Welche Geschäftsform ist die richtige für Sie?

Die richtige Unternehmensform

Die Auswahl der Rechtsform bei einer Gründung des Untenehmens ist aus mehreren Sichtweisen sehr bedeutend. Jede Rechtsform hat Vor- aber auch Nachteile. Das Wissen darüber ist für einen Unternehmer wichtig, denn es ergeben sich daraus Rechte und Pflichten für den Unternehmensgründer. Außerdem hat die gewählte Unternehmensform Auswirkungen auf die Haftung und die entsprechende Kapitaleinlage.

Drei unterschiedliche Rechtsformen sind in Deutschland möglich: Das Einzelunternehmen, das Gesellschaftsunternehmen (unterteilen sich nochmals in Personen- und Kapitalgesellschaft) sowie die Genossenschaften.

Einzelunternehmen

Ein Einzelunternehmen hat nur einen alleinigen Inhaber.

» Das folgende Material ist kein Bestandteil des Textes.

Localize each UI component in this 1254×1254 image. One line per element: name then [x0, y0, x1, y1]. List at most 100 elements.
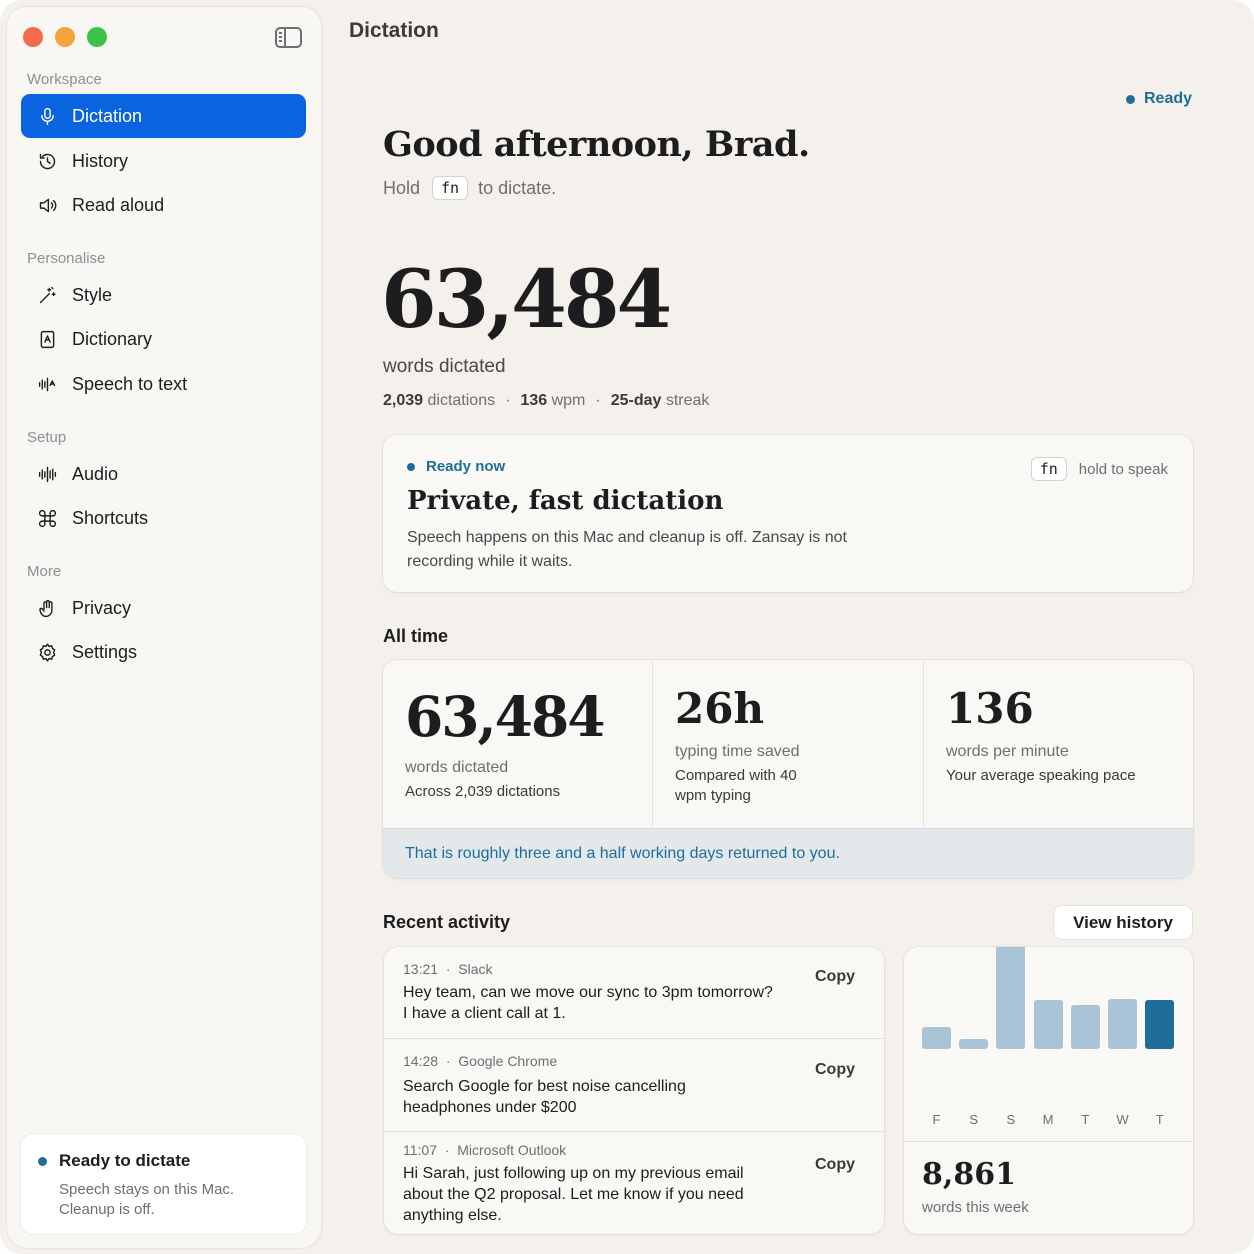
view-history-button[interactable]: View history: [1054, 906, 1192, 939]
stat-sub: Your average speaking pace: [946, 767, 1136, 784]
recent-activity-list: 13:21 · Slack Hey team, can we move our …: [384, 947, 884, 1234]
stat-sub: Across 2,039 dictations: [405, 783, 561, 800]
sidebar-status-card: Ready to dictate Speech stays on this Ma…: [21, 1134, 306, 1234]
hold-to-speak-hint: fn hold to speak: [1030, 457, 1168, 481]
sidebar-item-read-aloud[interactable]: Read aloud: [21, 183, 306, 227]
activity-time: 13:21: [403, 961, 439, 977]
wpm-unit: wpm: [551, 392, 586, 409]
hold-hint-suffix: to dictate.: [478, 177, 557, 198]
sidebar-item-style[interactable]: Style: [21, 273, 306, 317]
dictations-unit: dictations: [427, 392, 496, 409]
chart-tick-label: W: [1116, 1112, 1129, 1127]
stat-label: words per minute: [946, 743, 1069, 760]
sidebar-status-body: Speech stays on this Mac. Cleanup is off…: [59, 1181, 235, 1218]
stat-wpm: 136 words per minute Your average speaki…: [923, 660, 1193, 828]
streak-unit: streak: [665, 392, 710, 409]
sidebar-item-history[interactable]: History: [21, 139, 306, 183]
command-icon: [36, 507, 58, 529]
total-words-number: 63,484: [381, 252, 672, 346]
waveform-text-icon: [36, 373, 58, 395]
sidebar-item-label: Style: [72, 284, 113, 305]
section-label-personalise: Personalise: [27, 250, 106, 267]
activity-app: Microsoft Outlook: [457, 1142, 567, 1158]
copy-button[interactable]: Copy: [815, 1061, 855, 1078]
chart-tick-label: F: [932, 1112, 941, 1127]
stat-words: 63,484 words dictated Across 2,039 dicta…: [383, 660, 652, 828]
sidebar-item-dictation[interactable]: Dictation: [21, 94, 306, 138]
total-words-label: words dictated: [383, 356, 506, 377]
summary-stats: 2,039 dictations · 136 wpm · 25-day stre…: [383, 392, 709, 410]
list-item[interactable]: 14:28 · Google Chrome Search Google for …: [384, 1038, 884, 1131]
activity-app: Google Chrome: [458, 1053, 558, 1069]
chart-tick-label: S: [969, 1112, 979, 1127]
close-window-button[interactable]: [23, 27, 43, 47]
separator-dot: ·: [505, 392, 511, 409]
chart-tick-label: T: [1081, 1112, 1090, 1127]
list-item[interactable]: 11:07 · Microsoft Outlook Hi Sarah, just…: [384, 1131, 884, 1234]
activity-meta: 13:21 · Slack: [403, 961, 493, 977]
weekly-total: 8,861: [922, 1157, 1016, 1192]
zoom-window-button[interactable]: [87, 27, 107, 47]
fn-key: fn: [1030, 457, 1067, 481]
gear-icon: [36, 641, 58, 663]
ready-now-label: Ready now: [426, 458, 506, 475]
mic-icon: [36, 105, 58, 127]
all-time-footer: That is roughly three and a half working…: [383, 828, 1193, 878]
sidebar: Workspace Dictation History Read aloud P…: [7, 7, 321, 1248]
chart-bar: [996, 947, 1026, 1049]
status-dot: [1126, 94, 1135, 104]
dictation-status-card: Ready now Private, fast dictation Speech…: [383, 435, 1193, 592]
sidebar-item-label: Shortcuts: [72, 507, 149, 528]
sidebar-item-dictionary[interactable]: Dictionary: [21, 317, 306, 361]
chart-bar: [1145, 1000, 1175, 1049]
activity-text: Hi Sarah, just following up on my previo…: [403, 1165, 744, 1224]
copy-button[interactable]: Copy: [815, 1156, 855, 1173]
stat-sub: Compared with 40 wpm typing: [675, 767, 797, 804]
hold-hint-prefix: Hold: [383, 177, 421, 198]
sidebar-item-label: Dictionary: [72, 328, 153, 349]
section-label-setup: Setup: [27, 429, 67, 446]
sidebar-item-label: Audio: [72, 463, 119, 484]
dictations-count: 2,039: [383, 392, 424, 409]
sidebar-item-audio[interactable]: Audio: [21, 452, 306, 496]
copy-button[interactable]: Copy: [815, 968, 855, 985]
chart-tick-label: T: [1155, 1112, 1164, 1127]
activity-time: 14:28: [403, 1053, 439, 1069]
all-time-card: 63,484 words dictated Across 2,039 dicta…: [383, 660, 1193, 878]
page-title: Dictation: [349, 19, 439, 42]
hand-icon: [36, 597, 58, 619]
fn-key: fn: [432, 176, 469, 200]
stat-value: 63,484: [405, 684, 605, 749]
chart-bar: [959, 1039, 989, 1049]
section-label-workspace: Workspace: [27, 71, 102, 88]
chart-bar: [922, 1027, 951, 1049]
minimize-window-button[interactable]: [55, 27, 75, 47]
section-label-more: More: [27, 563, 62, 580]
all-time-heading: All time: [383, 626, 449, 646]
history-icon: [36, 150, 58, 172]
stat-label: typing time saved: [675, 743, 800, 760]
stat-value: 136: [946, 684, 1034, 733]
sidebar-toggle-icon[interactable]: [275, 27, 302, 48]
dictionary-icon: [36, 328, 58, 350]
stat-time-saved: 26h typing time saved Compared with 40 w…: [652, 660, 923, 828]
status-badge: Ready: [1126, 90, 1192, 108]
speaker-icon: [36, 194, 58, 216]
sidebar-item-shortcuts[interactable]: Shortcuts: [21, 496, 306, 540]
recent-activity-heading: Recent activity: [383, 912, 511, 932]
ready-now-badge: Ready now: [407, 458, 505, 475]
sidebar-item-label: Read aloud: [72, 194, 165, 215]
greeting-heading: Good afternoon, Brad.: [383, 124, 810, 165]
sidebar-item-settings[interactable]: Settings: [21, 630, 306, 674]
chart-tick-label: M: [1042, 1112, 1054, 1127]
sidebar-item-label: Speech to text: [72, 373, 188, 394]
activity-time: 11:07: [403, 1142, 437, 1158]
sidebar-item-speech-to-text[interactable]: Speech to text: [21, 362, 306, 406]
sidebar-item-label: History: [72, 150, 129, 171]
activity-text: Search Google for best noise cancelling …: [403, 1078, 686, 1116]
sidebar-item-privacy[interactable]: Privacy: [21, 586, 306, 630]
streak-count: 25-day: [610, 392, 662, 409]
list-item[interactable]: 13:21 · Slack Hey team, can we move our …: [384, 947, 884, 1038]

Es ist in Deutschland die meistverwendete Rechtsform. Diese ist gut geeignet für kleine und mittlere Unternehmen. Ist der Einzelunternehmer ein Kaufmann, muss der Zusatz "eingetragender Kaufmann" bzw. "Kauffrau" (e.K.) mit verwendet werden. Der Einzelunternehmer hat alle Recht aber auch gleichzeitig alle Pflichten der Unternehmung zu tragen. Das Vermögen des Inhabers ist gleichzeitig die Eigenkapitalbasis und unterliegt gesamt (Geschäfts- und Privatvermögen) der Haftung.

Bei dieser Unternehmensform ist die rasche und freie Entscheidungsmöglichkeit ein Vorteil. Eindeutig ein Nachteil ist die unbeschränkte Haftung des Firmeninhabers.

Gesellschaftsunternehmen - Personengesellschaft

Hier teilen sich mehrere Teilhaber Rechte und Pflichten, die im HGB bzw. im Gesellschaftservertrag zugrunde liegen. Auch das Kapital wird von mehreren Personen aufgebracht. Dadurch teilt sich auch die Haftung sowie die Verantwortung auf diese auf. Unter Personenengesellschaften fallen folgende Unternehmensformen:

  • Offene Handelsgesellschaft (OHG)
  • Kommanditgesellschaft (KG)
  • GmbH & Co. KG
  • Stille Gesellschaft
  • Gesellschaft bürgerlichen Rechts (GbR)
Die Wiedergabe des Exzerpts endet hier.